Large EU subsidy for research into lung disease in poorer countries22 September 2015• NEWSITEM
The Leiden University Medical Centre (LUMC) is to receive a subsidy of 3 million euros from the European Commission (the Horizon 2020 subsidy programme) to help find solutions for chronic pulmonary disorders in relatively poor countries.
The Leiden University Medical Centre (LUMC) is to receive a subsidy of 3 million euros from the European Commission (the Horizon 2020 subsidy programme) to help find solutions for chronic pulmonary disorders in relatively poor countries. These disorders are common in those countries because a large proportion of the population smokes or cooks under primitive conditions. “The great thing about this project is that we’re involving the local population,” explains Professor Niels Chavannes, principal investigator of the Fresh Air Study, an international consortium of fourteen partner institutes.

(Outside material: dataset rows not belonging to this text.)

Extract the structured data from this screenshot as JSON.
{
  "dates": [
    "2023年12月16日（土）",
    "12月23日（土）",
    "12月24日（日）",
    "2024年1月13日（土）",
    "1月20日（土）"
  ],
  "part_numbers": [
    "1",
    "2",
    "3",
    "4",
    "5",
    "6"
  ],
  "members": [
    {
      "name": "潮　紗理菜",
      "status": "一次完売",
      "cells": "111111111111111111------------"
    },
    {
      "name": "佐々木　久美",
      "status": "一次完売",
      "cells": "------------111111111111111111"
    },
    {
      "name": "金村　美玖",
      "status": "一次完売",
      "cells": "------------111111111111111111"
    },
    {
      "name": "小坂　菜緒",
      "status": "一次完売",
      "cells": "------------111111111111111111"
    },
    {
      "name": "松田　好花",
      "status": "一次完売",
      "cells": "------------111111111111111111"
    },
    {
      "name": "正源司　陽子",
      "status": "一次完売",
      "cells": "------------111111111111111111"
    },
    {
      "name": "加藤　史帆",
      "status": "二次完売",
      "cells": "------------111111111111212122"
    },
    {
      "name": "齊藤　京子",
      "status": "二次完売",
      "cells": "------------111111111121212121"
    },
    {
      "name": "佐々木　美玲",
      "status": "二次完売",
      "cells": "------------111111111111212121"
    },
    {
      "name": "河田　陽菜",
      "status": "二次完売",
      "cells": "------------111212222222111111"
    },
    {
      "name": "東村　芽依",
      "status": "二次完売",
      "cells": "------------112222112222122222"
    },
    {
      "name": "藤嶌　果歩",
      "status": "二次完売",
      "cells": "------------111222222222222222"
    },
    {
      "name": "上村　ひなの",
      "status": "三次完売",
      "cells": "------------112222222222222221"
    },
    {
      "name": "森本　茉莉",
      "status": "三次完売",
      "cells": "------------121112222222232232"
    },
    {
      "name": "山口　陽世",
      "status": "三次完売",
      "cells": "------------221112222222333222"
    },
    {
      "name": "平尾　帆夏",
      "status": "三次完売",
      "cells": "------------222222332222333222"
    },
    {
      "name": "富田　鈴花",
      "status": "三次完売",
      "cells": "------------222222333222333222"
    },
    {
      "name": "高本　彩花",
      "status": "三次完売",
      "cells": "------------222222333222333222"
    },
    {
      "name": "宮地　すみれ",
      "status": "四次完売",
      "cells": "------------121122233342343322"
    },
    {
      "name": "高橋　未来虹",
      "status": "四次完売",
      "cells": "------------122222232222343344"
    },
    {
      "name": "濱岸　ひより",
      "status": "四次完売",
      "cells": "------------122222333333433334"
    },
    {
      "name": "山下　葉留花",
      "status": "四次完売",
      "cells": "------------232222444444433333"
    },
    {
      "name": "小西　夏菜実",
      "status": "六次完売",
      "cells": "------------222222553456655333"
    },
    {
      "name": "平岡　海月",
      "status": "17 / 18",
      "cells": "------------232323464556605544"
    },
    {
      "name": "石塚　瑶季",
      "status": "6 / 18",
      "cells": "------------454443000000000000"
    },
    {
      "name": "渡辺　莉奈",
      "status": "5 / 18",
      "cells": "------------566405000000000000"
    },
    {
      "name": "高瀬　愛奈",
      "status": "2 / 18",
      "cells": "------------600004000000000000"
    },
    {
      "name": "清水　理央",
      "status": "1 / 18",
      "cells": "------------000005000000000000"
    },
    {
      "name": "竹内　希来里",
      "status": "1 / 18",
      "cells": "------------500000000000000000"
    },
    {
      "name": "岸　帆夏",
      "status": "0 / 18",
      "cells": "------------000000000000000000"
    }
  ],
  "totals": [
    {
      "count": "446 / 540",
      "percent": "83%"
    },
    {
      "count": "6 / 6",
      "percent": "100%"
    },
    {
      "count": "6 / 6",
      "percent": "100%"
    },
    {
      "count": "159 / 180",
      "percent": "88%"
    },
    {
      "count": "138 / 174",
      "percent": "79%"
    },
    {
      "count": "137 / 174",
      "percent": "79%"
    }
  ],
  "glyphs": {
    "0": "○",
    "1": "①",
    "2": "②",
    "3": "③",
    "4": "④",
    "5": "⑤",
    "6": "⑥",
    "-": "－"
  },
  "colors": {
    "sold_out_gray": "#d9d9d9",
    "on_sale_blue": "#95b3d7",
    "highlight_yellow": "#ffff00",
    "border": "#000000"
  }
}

Two sources of smoke pose a threat to the lungs of billions of people around the world: cigarette smoke and the smoke produced when cooking under primitive conditions. Every day, around three billion people (usually women) cook inside the home with fuel such as wood, cow dung or coal, generating a great deal of smoke that can damage the lung function. In addition, the poorer countries are home to approximately three-quarters of the world’s tobacco smokers. “Chronic lung diseases are now the third leading cause of death around the world, after cardiovascular disease and cancer,” says Niels Chavannes, Professor of General Medicine at the Department of Public Health and Primary Healthcare (PHEG) at the LUMC.
Now that infectious diseases are being effectively combated in countries with low incomes, the chronic lung disease COPD has been found to be a major problem. Little is known about the disease, even though pilot studies have been carried out in a number of countries, such as Uganda, Vietnam, Kyrgyzstan and Greece. “In those countries, we’ve built up a network of committed local researchers who are now taking part in this large project. We plan to map out the problem of lung diseases in detail, but also to look for specific solutions. And if they work, we also want to be able to implement them straight away.”
Clean cooking stoves
Research has shown that those solutions can differ for each country so it is important to ask the population to contribute ideas and to give them a greater say in the matter. A project implemented by a different research group in India almost failed because the large pots that people use there to cook for the whole family were too big for the clean cooking stoves originally supplied by the project. In Ethiopia, another project failed because the fuel used by the very efficient cooking stoves was too expensive. In the end, all the stoves ended up as scrap on the black market.
Chavannes has had a similar experience. “In Vietnam, we wanted the people to build chimneys in their homes, something that had earlier been done very successfully in China. In the end, however, it turned out that people didn’t want the chimneys because they believed ghosts would use them to enter the house. Cooking under canopies outside the house turned out to be a much more viable solution.” The researchers hope to develop a matrix in which a number of variables, such as local cooking habits, cultural practices and the available fuel, determine which solution is the most suitable for a particular country.
“One thing we discovered in earlier research is that it’s important to demonstrate the link between smoke and children’s health. People everywhere want their children to be healthy, yet children’s health is often seriously affected by smoke because they often sit on their mother’s lap while she is cooking. In some cases, children’s lungs are even damaged in the uterus.” Many children under the age of five have already been prescribed an average of two courses of antibiotics for respiratory disorders. The Fresh Air Study will examine whether this can be reduced, because some of these ‘respiratory disorders’ are actually caused by smoke poisoning rather than infections.
“We want to focus on education, using resources such as information films, animation and texting via mobile phones. We also want to test an app that people can use to measure their own lung function by blowing into the speaker of their smartphones. It’s vitally important that people are given accurate information because healthcare workers in rural areas in poor countries are often badly trained and don’t even realise that smoking and kitchen smoke are unhealthy,” says Chavannes.